Tuesday 25th October 2016                 Change text size:

Could The FTSE 100 Drag The Markets Lower?

Bull and Bear markets

Over the course of 2015, global stock markets have been on a rollercoaster ride of ups and downs, most notably the FTSE 100. In March, it brushed off natural uncertainty around the UK election to hit a new high, while European shares also surged to a 15-year record. As a result, would-be investors were brushing up on trading terms and putting their faith back in the market.

But just a few months later, China’s Black Monday sent markets reeling across the globe, including the FTSE 100. The London stock market suffered its biggest tumble in over six years as £73.9bn was wiped off the index. Although the FTSE 100 bounced back at the start of autumn, this positive movement was short-lived. By the time November rolled around, it looked as though the FTSE 100 could break below key support levels.

While it managed to avoid this serious warning sign, the FTSE 100 resumed its downward spiral as various global brands saw their share prices plummet. But does this mean the FTSE 100 could drag the markets lower ahead of city strategist forecasts for the next 12 months?

The start of a bull market

After the summer sell-off, the FTSE 100’s rise was greeted with optimism by the bulls. The gradual improvement in outlook for the US and European economies provided reasons to be cheerful.

The US continued to post excellent GDP as well as jobs and consumer goods numbers. Coupled with the upward trend regarding its economic data, the Federal Reserve started to contemplate a rate rise in the months ahead.

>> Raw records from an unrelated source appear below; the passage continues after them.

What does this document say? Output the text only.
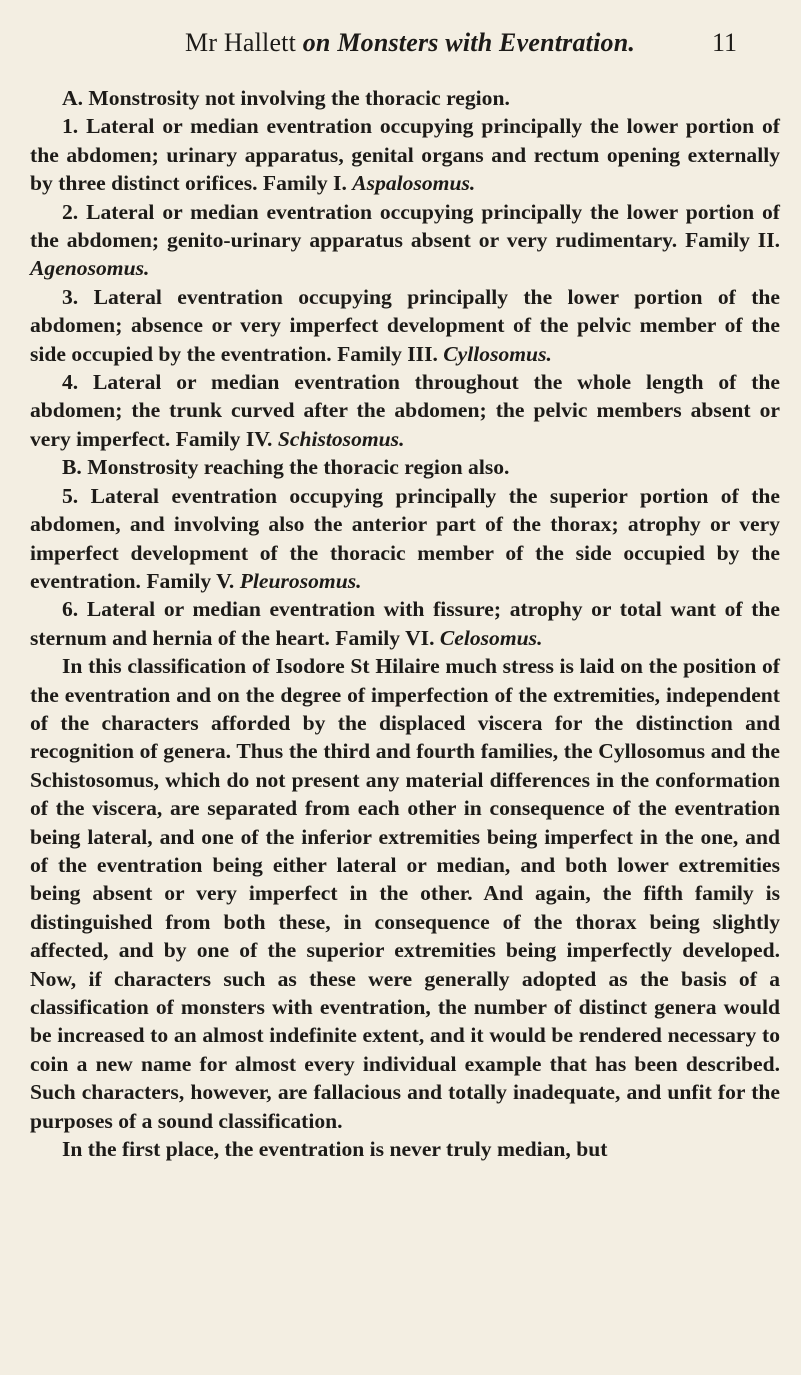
Mr Hallett on Monsters with Eventration.	11

A. Monstrosity not involving the thoracic region.

1. Lateral or median eventration occupying principally the lower portion of the abdomen; urinary apparatus, genital organs and rectum opening externally by three distinct orifices. Family I. Aspalosomus.

2. Lateral or median eventration occupying principally the lower portion of the abdomen; genito-urinary apparatus absent or very rudimentary. Family II. Agenosomus.

3. Lateral eventration occupying principally the lower portion of the abdomen; absence or very imperfect development of the pelvic member of the side occupied by the eventration. Family III. Cyllosomus.

4. Lateral or median eventration throughout the whole length of the abdomen; the trunk curved after the abdomen; the pelvic members absent or very imperfect. Family IV. Schistosomus.

B. Monstrosity reaching the thoracic region also.

5. Lateral eventration occupying principally the superior portion of the abdomen, and involving also the anterior part of the thorax; atrophy or very imperfect development of the thoracic member of the side occupied by the eventration. Family V. Pleurosomus.

6. Lateral or median eventration with fissure; atrophy or total want of the sternum and hernia of the heart. Family VI. Celosomus.

In this classification of Isodore St Hilaire much stress is laid on the position of the eventration and on the degree of imperfection of the extremities, independent of the characters afforded by the displaced viscera for the distinction and recognition of genera. Thus the third and fourth families, the Cyllosomus and the Schistosomus, which do not present any material differences in the conformation of the viscera, are separated from each other in consequence of the eventration being lateral, and one of the inferior extremities being imperfect in the one, and of the eventration being either lateral or median, and both lower extremities being absent or very imperfect in the other. And again, the fifth family is distinguished from both these, in consequence of the thorax being slightly affected, and by one of the superior extremities being imperfectly developed. Now, if characters such as these were generally adopted as the basis of a classification of monsters with eventration, the number of distinct genera would be increased to an almost indefinite extent, and it would be rendered necessary to coin a new name for almost every individual example that has been described. Such characters, however, are fallacious and totally inadequate, and unfit for the purposes of a sound classification.

In the first place, the eventration is never truly median, but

The Eurozone began to look beyond inflation concerns and started to focus on the prospect of deflation and a lack of growth. Consequently, the ECB felt more comfortable with the idea of using quantitative easing on a large scale.

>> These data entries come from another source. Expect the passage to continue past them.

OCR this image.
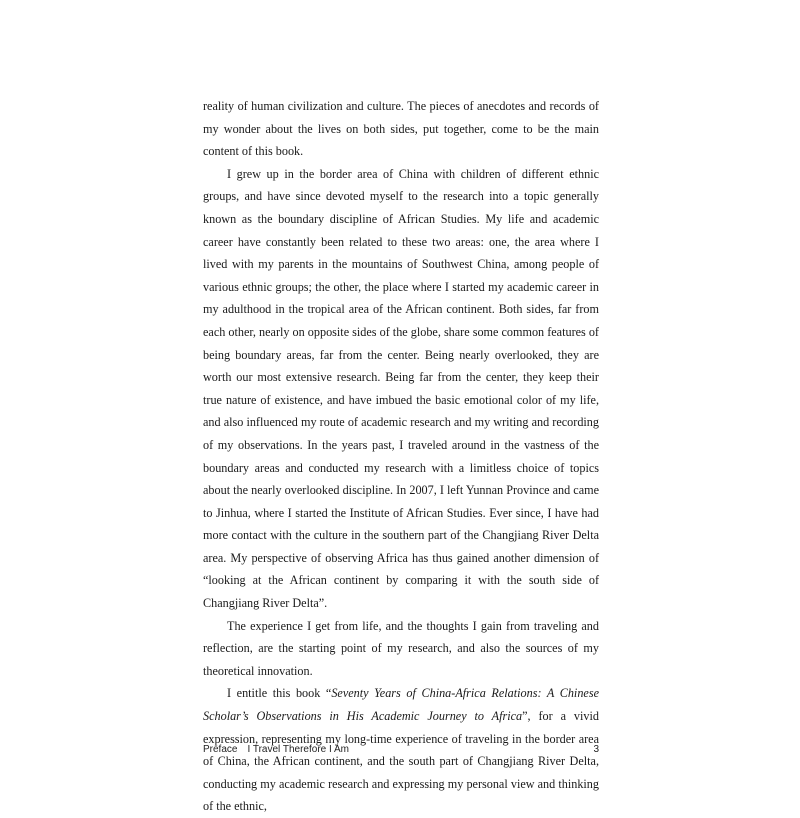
reality of human civilization and culture. The pieces of anecdotes and records of my wonder about the lives on both sides, put together, come to be the main content of this book.

I grew up in the border area of China with children of different ethnic groups, and have since devoted myself to the research into a topic generally known as the boundary discipline of African Studies. My life and academic career have constantly been related to these two areas: one, the area where I lived with my parents in the mountains of Southwest China, among people of various ethnic groups; the other, the place where I started my academic career in my adulthood in the tropical area of the African continent. Both sides, far from each other, nearly on opposite sides of the globe, share some common features of being boundary areas, far from the center. Being nearly overlooked, they are worth our most extensive research. Being far from the center, they keep their true nature of existence, and have imbued the basic emotional color of my life, and also influenced my route of academic research and my writing and recording of my observations. In the years past, I traveled around in the vastness of the boundary areas and conducted my research with a limitless choice of topics about the nearly overlooked discipline. In 2007, I left Yunnan Province and came to Jinhua, where I started the Institute of African Studies. Ever since, I have had more contact with the culture in the southern part of the Changjiang River Delta area. My perspective of observing Africa has thus gained another dimension of “looking at the African continent by comparing it with the south side of Changjiang River Delta”.

The experience I get from life, and the thoughts I gain from traveling and reflection, are the starting point of my research, and also the sources of my theoretical innovation.

I entitle this book “Seventy Years of China-Africa Relations: A Chinese Scholar’s Observations in His Academic Journey to Africa”, for a vivid expression, representing my long-time experience of traveling in the border area of China, the African continent, and the south part of Changjiang River Delta, conducting my academic research and expressing my personal view and thinking of the ethnic,

Preface I Travel Therefore I Am	3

As for the UK, high employment and increased consumer demand, due to lower commodity prices and rising wages, meant several investors were upbeat about the FTSE 100’s potential future progress.

The reality of a bear market

But, in spite of this positivity, China’s continued slowdown gave rise to concern among the bears. The world’s second-largest economy continues to experience a soft landing, which could last into 2016 and beyond.

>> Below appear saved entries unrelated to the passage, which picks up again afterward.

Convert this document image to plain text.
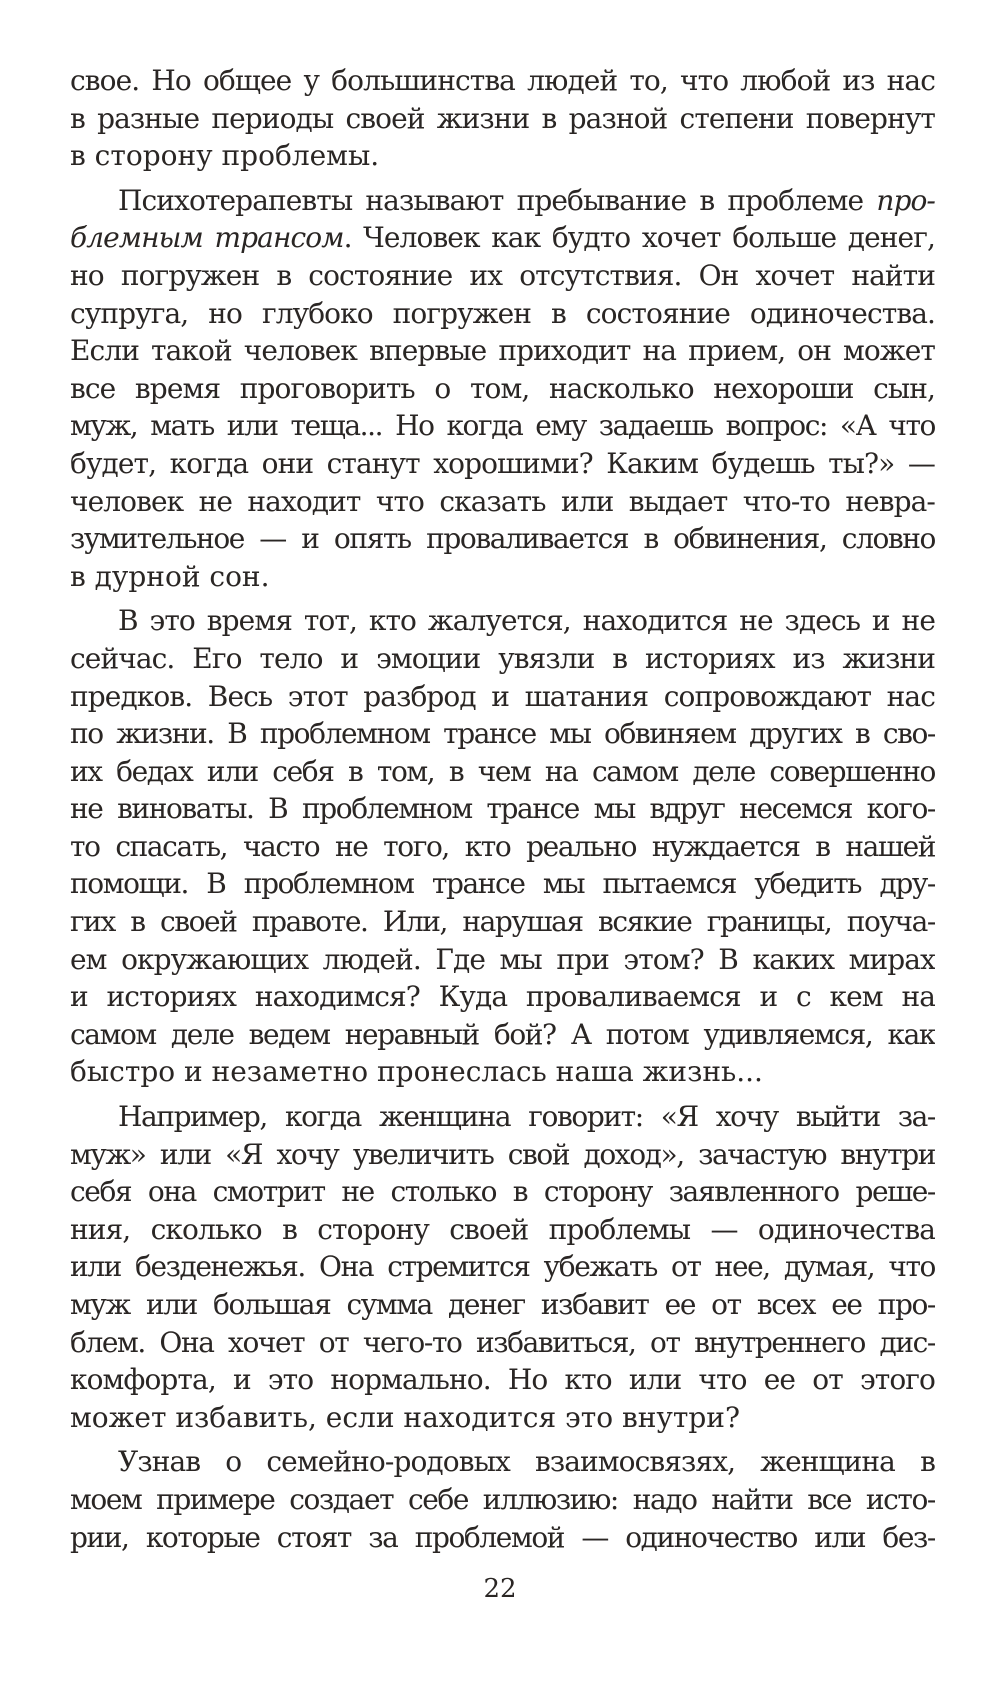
свое. Но общее у большинства людей то, что любой из нас
в разные периоды своей жизни в разной степени повернут
в сторону проблемы.
Психотерапевты называют пребывание в проблеме про-
блемным трансом. Человек как будто хочет больше денег,
но погружен в состояние их отсутствия. Он хочет найти
супруга, но глубоко погружен в состояние одиночества.
Если такой человек впервые приходит на прием, он может
все время проговорить о том, насколько нехороши сын,
муж, мать или теща... Но когда ему задаешь вопрос: «А что
будет, когда они станут хорошими? Каким будешь ты?» —
человек не находит что сказать или выдает что-то невра-
зумительное — и опять проваливается в обвинения, словно
в дурной сон.
В это время тот, кто жалуется, находится не здесь и не
сейчас. Его тело и эмоции увязли в историях из жизни
предков. Весь этот разброд и шатания сопровождают нас
по жизни. В проблемном трансе мы обвиняем других в сво-
их бедах или себя в том, в чем на самом деле совершенно
не виноваты. В проблемном трансе мы вдруг несемся кого-
то спасать, часто не того, кто реально нуждается в нашей
помощи. В проблемном трансе мы пытаемся убедить дру-
гих в своей правоте. Или, нарушая всякие границы, поуча-
ем окружающих людей. Где мы при этом? В каких мирах
и историях находимся? Куда проваливаемся и с кем на
самом деле ведем неравный бой? А потом удивляемся, как
быстро и незаметно пронеслась наша жизнь...
Например, когда женщина говорит: «Я хочу выйти за-
муж» или «Я хочу увеличить свой доход», зачастую внутри
себя она смотрит не столько в сторону заявленного реше-
ния, сколько в сторону своей проблемы — одиночества
или безденежья. Она стремится убежать от нее, думая, что
муж или большая сумма денег избавит ее от всех ее про-
блем. Она хочет от чего-то избавиться, от внутреннего дис-
комфорта, и это нормально. Но кто или что ее от этого
может избавить, если находится это внутри?
Узнав о семейно-родовых взаимосвязях, женщина в
моем примере создает себе иллюзию: надо найти все исто-
рии, которые стоят за проблемой — одиночество или без-
22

With interest rate rises and a tightening of monetary policy becoming increasingly likely, investor sentiment with China will soon wane. Therefore, the bears could be setting up camp in the FTSE 100 for some time to come.

For this reason, don’t be surprised to hear about more profit warnings in the coming months. Although companies like Rolls-Royce grabbed the recent headlines, there were plenty of other organisations in the same boat.

There is every chance that markets will give a rising premium to reliability. However, this means performance will be driven by avoiding the losers rather than picking the winners. Not only is this a sign that the FTSE 100 might not necessarily be in the best health, but also that it could be dragging other markets down too.